Goodhue County Board denies new regs. on wind energy
RED WING - Goodhue County Board denied a request Tuesday from two residents seeking new, tougher regulations on wind energy developments and a one-year moratorium.
While county officials didn't embrace the proposal, they said it raised concerns about wind farms and the county's existing regulations.
To that end, the board authorized planning officials to begin developing new regulations for wind farms - reaffirming the recommendation the county's Planning Advisory Commission made two weeks ago.
"You always hope for something different. But it's not like we expected (the board) to step up," said Paul Reese after the meeting. He and Steve Groth proposed the moratorium and stiffer regulations.
The two are members of Goodhue Wind Truth, a citizen group critical of wind farms being proposed.
The board's unanimous decision Tuesday is the latest development in an ongoing debate over wind energy, which has pitted wind companies and property owners willing to lease them land against skeptical neighbors who claim large wind farms will pose public health risks and lower the local standard of living.
In arguing against a moratorium, Commissioner Dan Rechtzigel reasoned it would only delay tough decisions that should be taken up immediately.
County officials also wondered whether a moratorium or new regulations would have teeth, given that the Minnesota Public Utilities Commission has final regulatory authority over large wind farms.
While PUC would have to consider the county's laws, it could overrule them if it saw public benefit in doing so.

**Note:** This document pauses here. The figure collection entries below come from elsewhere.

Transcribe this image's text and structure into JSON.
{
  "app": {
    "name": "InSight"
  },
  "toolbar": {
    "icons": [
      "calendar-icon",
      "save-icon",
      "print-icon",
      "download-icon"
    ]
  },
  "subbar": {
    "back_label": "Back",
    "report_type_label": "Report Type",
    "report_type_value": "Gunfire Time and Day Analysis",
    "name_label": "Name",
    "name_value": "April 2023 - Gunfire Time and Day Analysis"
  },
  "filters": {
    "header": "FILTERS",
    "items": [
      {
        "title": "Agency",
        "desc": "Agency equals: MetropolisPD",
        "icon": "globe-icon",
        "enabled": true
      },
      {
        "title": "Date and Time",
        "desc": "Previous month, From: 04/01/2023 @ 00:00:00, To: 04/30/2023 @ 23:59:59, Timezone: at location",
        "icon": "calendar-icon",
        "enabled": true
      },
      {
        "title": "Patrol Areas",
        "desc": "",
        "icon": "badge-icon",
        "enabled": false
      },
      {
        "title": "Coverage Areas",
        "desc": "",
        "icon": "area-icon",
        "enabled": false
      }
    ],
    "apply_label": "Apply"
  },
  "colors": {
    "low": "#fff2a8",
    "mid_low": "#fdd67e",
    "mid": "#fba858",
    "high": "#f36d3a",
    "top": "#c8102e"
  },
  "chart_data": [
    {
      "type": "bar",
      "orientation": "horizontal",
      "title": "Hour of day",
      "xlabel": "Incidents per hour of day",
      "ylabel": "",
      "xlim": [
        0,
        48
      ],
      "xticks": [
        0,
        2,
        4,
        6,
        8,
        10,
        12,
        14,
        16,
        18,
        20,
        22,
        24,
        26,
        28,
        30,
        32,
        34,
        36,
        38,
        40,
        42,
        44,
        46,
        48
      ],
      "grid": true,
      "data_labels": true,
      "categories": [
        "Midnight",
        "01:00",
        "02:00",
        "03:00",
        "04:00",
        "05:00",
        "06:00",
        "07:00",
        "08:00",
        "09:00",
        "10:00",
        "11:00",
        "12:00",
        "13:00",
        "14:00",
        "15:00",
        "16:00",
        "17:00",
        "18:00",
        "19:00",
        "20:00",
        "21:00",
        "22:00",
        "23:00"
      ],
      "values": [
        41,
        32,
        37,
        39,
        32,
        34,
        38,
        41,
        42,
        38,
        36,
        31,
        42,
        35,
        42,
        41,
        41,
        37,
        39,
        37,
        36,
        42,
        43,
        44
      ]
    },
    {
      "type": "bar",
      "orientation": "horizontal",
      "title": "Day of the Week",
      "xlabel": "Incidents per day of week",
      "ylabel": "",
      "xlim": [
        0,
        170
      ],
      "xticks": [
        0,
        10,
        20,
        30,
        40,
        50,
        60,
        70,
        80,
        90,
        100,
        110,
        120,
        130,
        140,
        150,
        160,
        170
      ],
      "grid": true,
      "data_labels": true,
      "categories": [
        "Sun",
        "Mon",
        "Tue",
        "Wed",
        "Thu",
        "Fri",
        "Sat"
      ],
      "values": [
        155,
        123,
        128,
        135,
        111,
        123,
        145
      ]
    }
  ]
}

If that happened, county officials have said they would not be inclined to challenge the PUC. But they fear a citizen could try to bring a legal challenge because the county would not be enforcing its own law.
"We can't be putting in place something we don't intend to enforce," Board Chair Jim Bryant said.
County officials are, however, moving forward with developing new regulations. A planning advisory subcommittee on wind will begin meeting next week. Its first task will be to address the key issues and come up with some recommendations by June so the board can submit its comment to the PUC.
Setbacks will likely remain a contentious issue at the forefront of the debate.
"If we're going to have wind farms in our county, what are the setbacks going to be? That's the question," Commissioner Richard Samuelson of Cannon Falls said.
Groth and Reese's proposed ordinance would have increased the requirement for setbacks between wind turbines and non-participating dwellings to six-tenths of a mile.
Setbacks that large would greatly alter and possibly kill the projects being proposed in Goodhue County, according wind company and county officials.
Groth said that shouldn't concern the board, but rather commissioners should be concerned with determining what is a safe distance
Debate far from finished
Tuesday's meeting lasted over four hours, but deliberation among commissioners was relatively brief. Most of the meeting time involved a public hearing.
Some 25 residents spoke, most of them concerned about the wind development proposal.
People from both sides of the issue have said it has strained relationships in their rural communities.
Critics delved into a number of specific concerns regarding wind farms - such as flicker, ice throws, stray voltage, the environment - concluding turbines would be detrimental to the public's health and would strip Goodhue County of its rural beauty.
Their arguments were made up of half-truths and are poorly informed, according to Ben Kerl, a senior wind developer with National Wind, who commented after the meeting. National Wind is the parent company of AWA Goodhue, which is proposing a large wind development near Goodhue.
"The opposition's comments reflect an overreaching desire to eliminate all wind energy development in Goodhue County. They're really trying to turn any piece of information into an argument against wind energy," Kerl said.